One Percent Of America’s Farmers Are Black, Discrimination And Lack Of Capital Among Reasons
Black farmers are dwindling in number as discriminatory lending practices make it hard for them to raise capital and retain land ownership.
With less than 2% of Americans living on farms, careers in agriculture fail to be as lucrative as they once were. For Black farmers, however, the outlook is even bleaker as many struggle to keep their land amid discriminatory lending practices and being shut out of benefit programs.
The Center for Public Integrity reports that Black farmers are the only racial group to have decreased over the last century.
“Historical discrimination in this country has been about Black and white, not that others have got everything they deserve either,” said Lloyd Wright, a former director of the U.S. Department of Agriculture (USDA) Office of Civil Rights. “If you’re trying to address racial discrimination and you don’t address the Black problem, you’re really not addressing racial discrimination.”
Ninety-six percent of all farmers are white; only 1.4% are Black.

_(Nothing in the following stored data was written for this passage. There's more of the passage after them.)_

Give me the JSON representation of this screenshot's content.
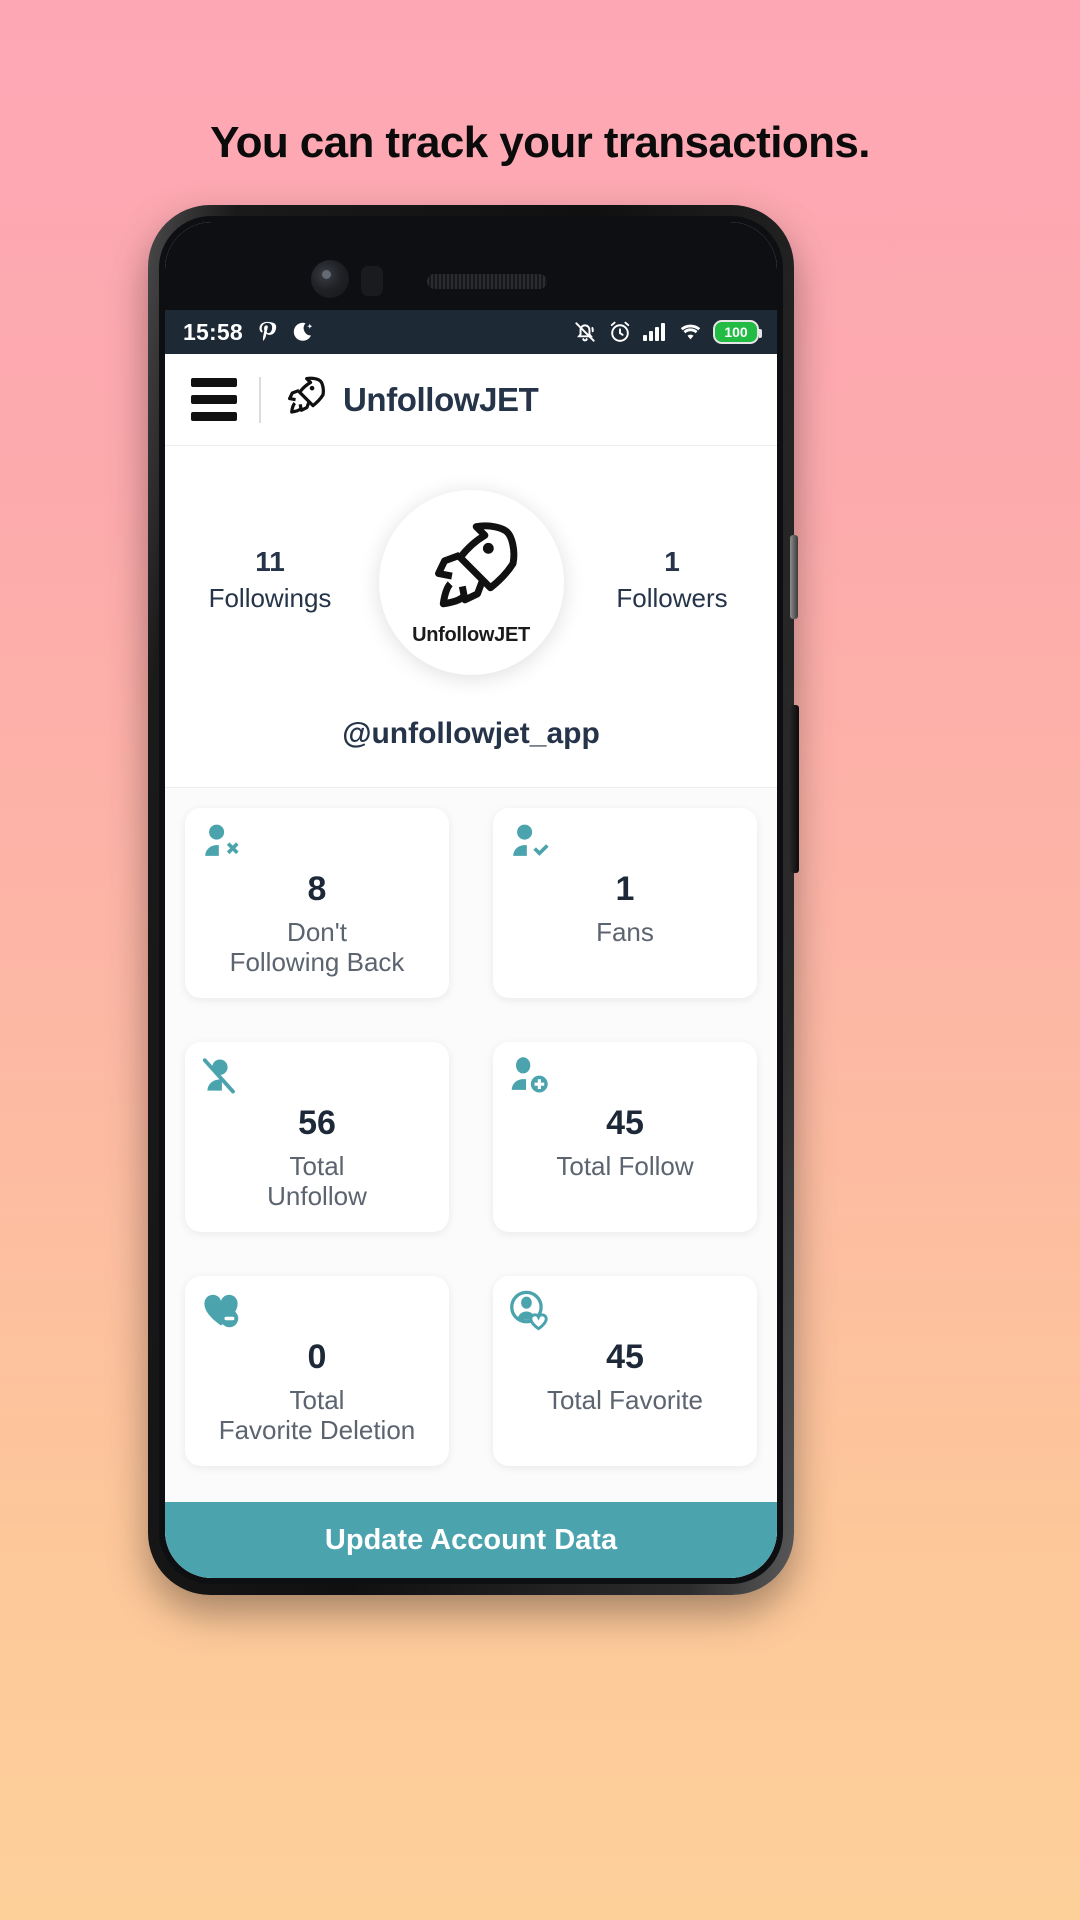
{
  "promo": {
    "headline": "You can track your transactions."
  },
  "statusbar": {
    "time": "15:58",
    "icons_left": [
      "pinterest-icon",
      "moon-star-icon"
    ],
    "icons_right": [
      "notifications-off-icon",
      "alarm-icon",
      "cellular-signal-icon",
      "wifi-icon"
    ],
    "battery_level": "100"
  },
  "appbar": {
    "menu_icon": "hamburger-menu-icon",
    "logo_icon": "rocket-icon",
    "brand": "UnfollowJET"
  },
  "profile": {
    "followings_count": "11",
    "followings_label": "Followings",
    "followers_count": "1",
    "followers_label": "Followers",
    "avatar_name": "UnfollowJET",
    "handle": "@unfollowjet_app"
  },
  "colors": {
    "accent_teal": "#4aa3ad",
    "navy": "#253449",
    "label_gray": "#5c6470",
    "status_bg": "#1e2936",
    "battery_green": "#22bb44"
  },
  "cards": [
    {
      "icon": "user-x-icon",
      "value": "8",
      "label": "Don't\nFollowing Back"
    },
    {
      "icon": "user-check-icon",
      "value": "1",
      "label": "Fans"
    },
    {
      "icon": "user-slash-icon",
      "value": "56",
      "label": "Total\nUnfollow"
    },
    {
      "icon": "user-plus-icon",
      "value": "45",
      "label": "Total Follow"
    },
    {
      "icon": "heart-minus-icon",
      "value": "0",
      "label": "Total\nFavorite Deletion"
    },
    {
      "icon": "user-heart-icon",
      "value": "45",
      "label": "Total Favorite"
    }
  ],
  "cta": {
    "label": "Update Account Data"
  }
}
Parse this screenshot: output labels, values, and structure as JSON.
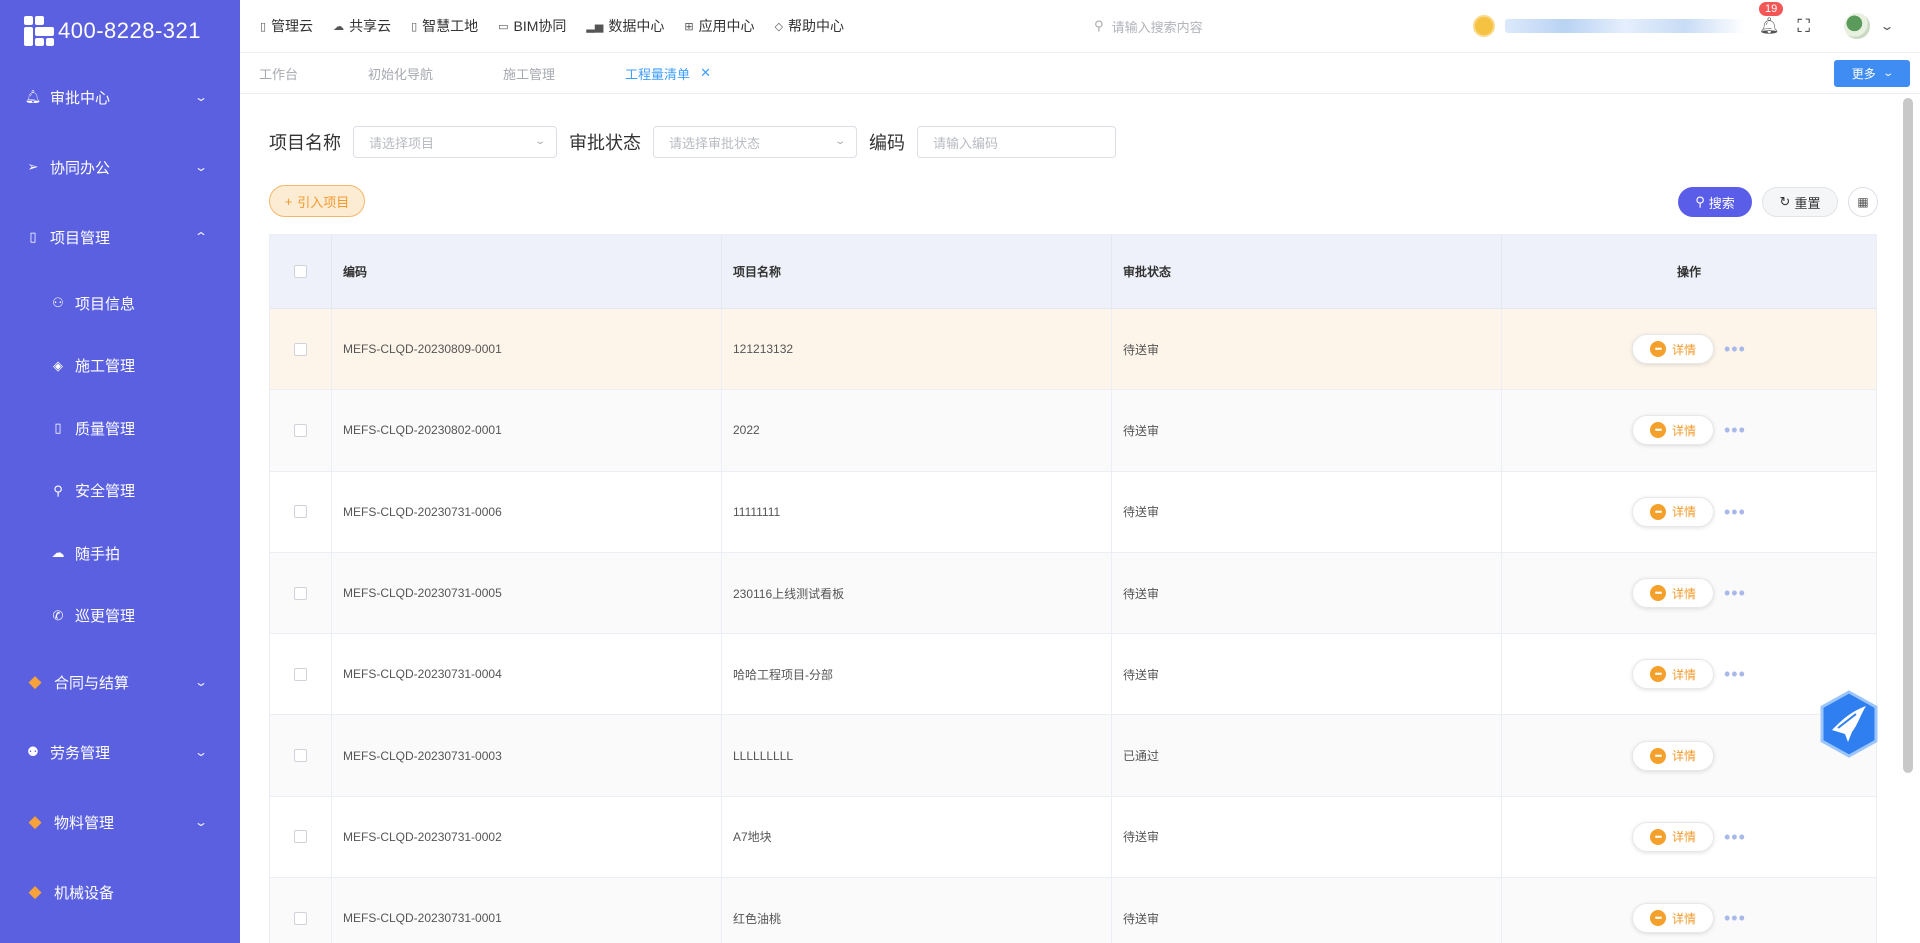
{
  "brand": {
    "phone": "400-8228-321"
  },
  "sidebar": {
    "groups": [
      {
        "label": "审批中心",
        "icon": "bell-icon",
        "expanded": false
      },
      {
        "label": "协同办公",
        "icon": "send-icon",
        "expanded": false
      },
      {
        "label": "项目管理",
        "icon": "book-icon",
        "expanded": true,
        "items": [
          {
            "label": "项目信息",
            "icon": "glasses-icon"
          },
          {
            "label": "施工管理",
            "icon": "tag-icon"
          },
          {
            "label": "质量管理",
            "icon": "book-icon"
          },
          {
            "label": "安全管理",
            "icon": "pin-icon"
          },
          {
            "label": "随手拍",
            "icon": "cloud-icon"
          },
          {
            "label": "巡更管理",
            "icon": "phone-icon"
          }
        ]
      },
      {
        "label": "合同与结算",
        "icon": "gem-icon",
        "expanded": false
      },
      {
        "label": "劳务管理",
        "icon": "user-icon",
        "expanded": false
      },
      {
        "label": "物料管理",
        "icon": "gem-icon",
        "expanded": false
      },
      {
        "label": "机械设备",
        "icon": "gem-icon",
        "expanded": false
      }
    ]
  },
  "topnav": {
    "items": [
      "管理云",
      "共享云",
      "智慧工地",
      "BIM协同",
      "数据中心",
      "应用中心",
      "帮助中心"
    ],
    "search_placeholder": "请输入搜索内容",
    "notification_count": "19"
  },
  "tabs": {
    "items": [
      "工作台",
      "初始化导航",
      "施工管理"
    ],
    "active": "工程量清单",
    "more_label": "更多"
  },
  "filters": {
    "project_label": "项目名称",
    "project_placeholder": "请选择项目",
    "status_label": "审批状态",
    "status_placeholder": "请选择审批状态",
    "code_label": "编码",
    "code_placeholder": "请输入编码"
  },
  "actions": {
    "import_label": "引入项目",
    "search_label": "搜索",
    "reset_label": "重置"
  },
  "table": {
    "headers": {
      "code": "编码",
      "name": "项目名称",
      "status": "审批状态",
      "ops": "操作"
    },
    "detail_label": "详情",
    "rows": [
      {
        "code": "MEFS-CLQD-20230809-0001",
        "name": "121213132",
        "status": "待送审",
        "has_more": true
      },
      {
        "code": "MEFS-CLQD-20230802-0001",
        "name": "2022",
        "status": "待送审",
        "has_more": true
      },
      {
        "code": "MEFS-CLQD-20230731-0006",
        "name": "11111111",
        "status": "待送审",
        "has_more": true
      },
      {
        "code": "MEFS-CLQD-20230731-0005",
        "name": "230116上线测试看板",
        "status": "待送审",
        "has_more": true
      },
      {
        "code": "MEFS-CLQD-20230731-0004",
        "name": "哈哈工程项目-分部",
        "status": "待送审",
        "has_more": true
      },
      {
        "code": "MEFS-CLQD-20230731-0003",
        "name": "LLLLLLLLL",
        "status": "已通过",
        "has_more": false
      },
      {
        "code": "MEFS-CLQD-20230731-0002",
        "name": "A7地块",
        "status": "待送审",
        "has_more": true
      },
      {
        "code": "MEFS-CLQD-20230731-0001",
        "name": "红色油桃",
        "status": "待送审",
        "has_more": true
      }
    ]
  },
  "colors": {
    "sidebar_bg": "#5a60e0",
    "primary": "#5a5de8",
    "accent_orange": "#f39a2b",
    "link_blue": "#409eff"
  }
}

The USDA, whom many farmers turn to as a last line of defense when financial hardships arise, was accused of discrimination against Black farmers in 1999 after they “denied, delayed or otherwise frustrated the applications of those farmers for farm loans and other credit and benefit programs.”
The $2.2 billion settlement awarded cash, debt relief, and tax payments to some 35,000 farmers. However, it failed to address the systemic practices that led to the disbanding of the USDA’s Office of Civil Rights and allowed instances of discrimination to continue.
“The culture didn’t change. The employees didn’t change,” said Sylvia Stewart, research communications director and senior research associate at Brandeis University in Waltham, Massachusetts.
“When farmers went in to apply for their loans, they still saw the same people who threw their applications in the trash. You still have that stagnant culture that continues to hang around.”
Then there’s the issue of the land itself, the outlet reports. “Land is the key to all of it,” said Willard Tillman, executive director of the Oklahoma Black Historical Research Project. “If there’s anything they’re [USDA] going to do to help the farmer, it’s not going to help them to the magnitude of those that have all the land.”
In 1997, 94% of all farmland was white-owned, according to The Center for Public Integrity. Farm size is yet another way Black farmers often find themselves the target of discriminatory practices.
Due to maintenance and labor costs, Black farmers often face the difficult decision to sell part of their land to keep themselves afloat. An ability to retain more land could cause a significant change in circumstances for Black farmers and workers.
“By bringing Black farmers to parity on per-farm revenue and profit, there is $5 billion in economic value that can be created,” according to a 2021 report by McKinsey & Company. “Increasing business participation for Black farmers could create ladders of opportunity for 66,000 Black workers employed in the agriculture sector and beyond.”